With unflagging persistence, the inspector interrogates Linden. He’s fully tuned in to the atmosphere of claustrophobic obsession and sexual pessimism reminiscent of certain Leonard Cohen lyrics. The intuitive genius detective is the role Harvey Keitel was born for, and this isn’t the first time he’s filled it, or the last. Anyway, he’s just about gotten Linden to confess when Milena’s husband appears at the door. More bad timing. She’s alive, and will recover.

I like how the art references in the film hang together. For instance, we see Milena reading The Sheltering Sky, and later we see her with Linden on vacation in Morocco, which apparently was their last happy time. This is where he made the mistake of talking about marriage, which left her completely unimpressed. As he waits for her to die, he plays a record of Moroccan music instantly recognizable as the Master Musicians of Jajouka. Which is ironic, because this is supposed to be healing music. Maybe that’s why Milena survives the drug-induced coma. You’d think the professor would be smart enough not to play the wrong kind of music to die by.
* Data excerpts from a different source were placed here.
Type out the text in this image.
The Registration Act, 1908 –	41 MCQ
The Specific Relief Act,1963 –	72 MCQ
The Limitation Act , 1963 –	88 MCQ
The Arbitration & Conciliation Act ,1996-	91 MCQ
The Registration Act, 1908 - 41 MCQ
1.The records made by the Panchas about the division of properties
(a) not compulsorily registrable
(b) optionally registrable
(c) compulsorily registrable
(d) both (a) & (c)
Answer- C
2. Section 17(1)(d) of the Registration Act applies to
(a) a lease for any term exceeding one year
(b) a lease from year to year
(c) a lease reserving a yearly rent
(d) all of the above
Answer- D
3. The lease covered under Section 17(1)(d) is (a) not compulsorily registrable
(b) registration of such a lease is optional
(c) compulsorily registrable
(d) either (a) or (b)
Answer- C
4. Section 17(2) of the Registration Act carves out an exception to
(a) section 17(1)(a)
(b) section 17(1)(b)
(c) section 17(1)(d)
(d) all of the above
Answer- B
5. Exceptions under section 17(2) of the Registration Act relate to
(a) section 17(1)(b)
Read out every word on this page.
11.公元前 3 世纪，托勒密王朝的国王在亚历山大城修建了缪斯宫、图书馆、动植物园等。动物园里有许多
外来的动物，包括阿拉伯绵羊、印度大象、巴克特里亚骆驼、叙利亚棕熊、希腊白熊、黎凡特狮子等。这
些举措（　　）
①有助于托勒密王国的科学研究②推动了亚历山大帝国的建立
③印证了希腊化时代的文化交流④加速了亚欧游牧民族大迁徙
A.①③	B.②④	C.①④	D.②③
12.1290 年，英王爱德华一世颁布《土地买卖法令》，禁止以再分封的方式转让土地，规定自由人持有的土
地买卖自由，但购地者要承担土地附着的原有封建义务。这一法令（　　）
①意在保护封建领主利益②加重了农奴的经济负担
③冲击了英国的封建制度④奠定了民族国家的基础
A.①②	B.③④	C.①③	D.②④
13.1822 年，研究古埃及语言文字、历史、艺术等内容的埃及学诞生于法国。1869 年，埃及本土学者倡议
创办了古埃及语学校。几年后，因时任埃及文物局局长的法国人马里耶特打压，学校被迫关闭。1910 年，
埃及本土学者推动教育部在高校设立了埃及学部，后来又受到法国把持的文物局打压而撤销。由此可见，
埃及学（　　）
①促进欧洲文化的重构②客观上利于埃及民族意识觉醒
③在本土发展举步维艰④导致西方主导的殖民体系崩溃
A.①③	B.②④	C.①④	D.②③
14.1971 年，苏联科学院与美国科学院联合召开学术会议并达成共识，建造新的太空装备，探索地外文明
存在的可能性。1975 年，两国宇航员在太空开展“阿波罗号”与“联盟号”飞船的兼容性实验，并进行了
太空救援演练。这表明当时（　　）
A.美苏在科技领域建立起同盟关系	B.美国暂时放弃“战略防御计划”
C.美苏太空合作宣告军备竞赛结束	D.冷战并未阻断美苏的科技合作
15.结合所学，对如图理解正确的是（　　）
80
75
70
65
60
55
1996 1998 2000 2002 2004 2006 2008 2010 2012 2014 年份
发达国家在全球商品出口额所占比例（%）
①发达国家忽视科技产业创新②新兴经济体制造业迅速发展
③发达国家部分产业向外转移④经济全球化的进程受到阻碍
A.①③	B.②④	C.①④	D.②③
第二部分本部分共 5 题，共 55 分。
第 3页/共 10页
So Linden gets away with attempted murder, and loses Milena of course. There’s a flash-forward to a future scene, when they’re both back in their own country. She gets out of a cab, he gets into a cab. He had asked her to return to the States with him, as his wife. Instead, their only meeting is accidental and brief, and she looks at him with hatred.

*These lines, incidentally also figure in Lawrence Durrell’s Alexandria Quartet, where the characters initials (like the author’s) are LGD (for Lineaments of Gratified Desire, of course.)